A luta por uma utopia Como o sonho de diversos militantes brasileiros acabou nas margens do rio Araguaia Natalia Dourado Considerado o maior movimento de luta armada contra a ditadura civil-militar iniciada em 1964, a Guerrilha do Araguaia ainda não teve toda a sua história revelada, o que, por consequência, reflete na nossa história uma entre várias dívidas a serem cumpridas. Tudo começou no ano de 1966, quando um grupo de militantes, contrários à ditadura, começaram a se instalar na mata no sul do Pará, para iniciar do campo, uma revolução socialista e tomar o poder dos militares. Esse esquema foi inspirado pela Revolução Cubana em 1959 e Revolução Chinesa em 1949. Quem eram Eram estudantes, médicos, enfermeiros entre outros. Não há um número exato de pessoas que participaram da guerrilha. O número gira em torno de 80 a 90 pessoas. De todos, 69 eram militantes do Partido Comunista do Brasil (PCdoB), que foi o partido que liderou e articulou a guerrilha. Eles foram divididos em três grupos e cada grupo ficou com um líder. Entre os camponeses O local escolhido pelos militantes foi a região conhecida como Bico do Papagaio, que faz divisa com os estados do Pará, Maranhão e Tocantins (criado posteriormente - na época fazia parte do território de Goiás). Os guerrilheiros se instalaram nos arredores do rio Araguaia, que passa por estes três estados, daí o nome de Guerrilha do Araguaia. Os moradores da região eram humildes, viviam de plantações na roça, do garimpo, dos castanhais e da extração da borracha nos seringais. Tudo em uma época onde a floresta ainda tomava conta do lugar e o acesso às coisas simples do dia a dia era precário.

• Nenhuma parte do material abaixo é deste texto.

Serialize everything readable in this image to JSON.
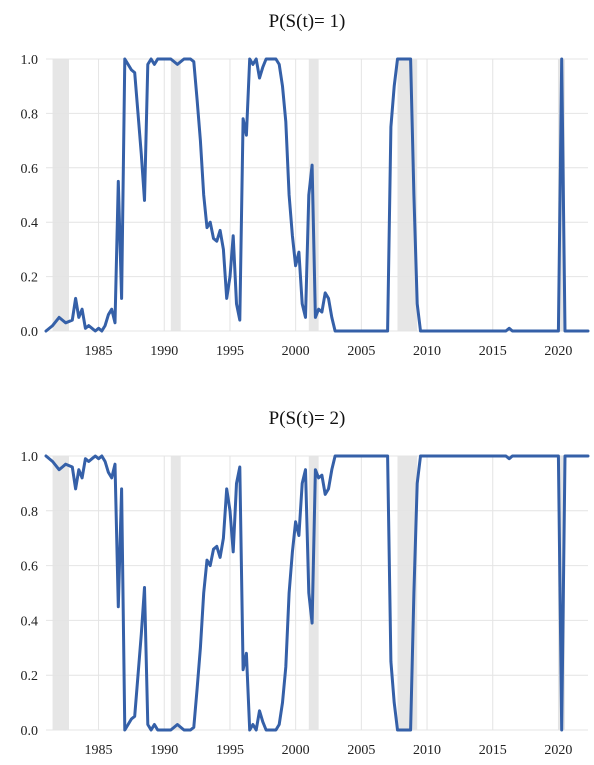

No início, foi muito difícil para os guerrilheiros se instalarem na mata. Acostumados a uma vida urbana, eles receberam ajuda dos moradores e aprenderam a caçar, a pescar e a plantar, entre outras coisas. Aos poucos, eles conseguiram se adaptar na mata e a se deslocar no meio dela sem se perder. Além disso, depositavam alimentos em troncos de árvores para se manterem durante um bom tempo dentro da mata. A amizade com os moradores também foi construída aos poucos. Os guerrilheiros viriam a usar codinomes para se comunicarem. Os comunistas ajudavam no que podiam, quando alguém estava doente (a malária era muito comum na região), quem era médico tratava a pessoa até ela se recuperar. Os militares Anos antes, os militares já vinham tomando conhecimento da guerrilha, até que houve a primeira ação em 1972. Nesta primeira ação foram enviados soldados sem nenhuma experiência ou conhecimento na mata, o que levou ao fracasso. Após esta primeira ação, os militares começaram a estudar a região e a pressionar os moradores, muitos dos quais, foram torturados e humilhados. Pelo menos 17 foram assassinados. Para pressionar psicologicamente os guerrilheiros, os militares pregavam bilhetes em árvores, e os comunistas faziam o mesmo, mas a situação já estava cada vez mais difícil para os utopistas. O exército não só queimou algumas casas na região, como também destruiu toda a plantação, dificultando assim, a alimentação dos guerrilheiros. E não parou por aí: eles também construíram três estradas na mata para facilitar o deslocamento, o que isolou de vez os comunistas. Se antes o exército era incapaz de

lutar contra os guerrilheiros por conta do desconhecimento total de viver na mata, por outro lado, eles tinham armas bem mais poderosas do que os militantes. Era uma luta de espingardas e fuzis. A cada ação, o que se percebia era um exército cada vez mais preparado, enquanto os guerrilheiros, cada vez mais encurralados. Com a confiança estabelecida entre os moradores e a experiência na mata, os guerrilheiros queriam convencê-los de que a luta armada rumo ao socialismo era a única opção para acabar com a miséria que assolava o país. Esse plano foi inspirado nas revoluções em Cuba e na China na qual a luta se iniciou com a aproximação dos camponeses e operários, a fim de organizá-los politicamente, e iniciar uma luta no campo até a cidade. Mas esse sonho teria um fim diferente aqui no Brasil. A história Não há números exatos sobre a guerrilha. O número de guerrilheiros varia entre 80 a 90 militantes. Quanto ao exército, sabe-se que foi a maior mobilização das três forças, inclusive, maior do que na 2º Guerra Mundial. O número gira em torno de cinco mil militares. Estima-se que 76 guerrilheiros morreram, sendo 59 só do PC do B. Em 1975, o exército ordenou uma ação chamada “Operação Limpeza”, que tinha o objetivo de “limpar” a região, retirando todos os vestígios de qualquer combate. Alguns corpos foram queimados junto com pneus. Como não há muitos documentos oficiais sobre a guerrilha, fica difícil saber o que realmente ocorreu. Pior ainda para várias famílias que aguardam por um esclarecimento final sobre o caso. Elas esperam até hoje os ossos do ofício da nossa história para poder enterrá-los com dignidade e ficar em paz.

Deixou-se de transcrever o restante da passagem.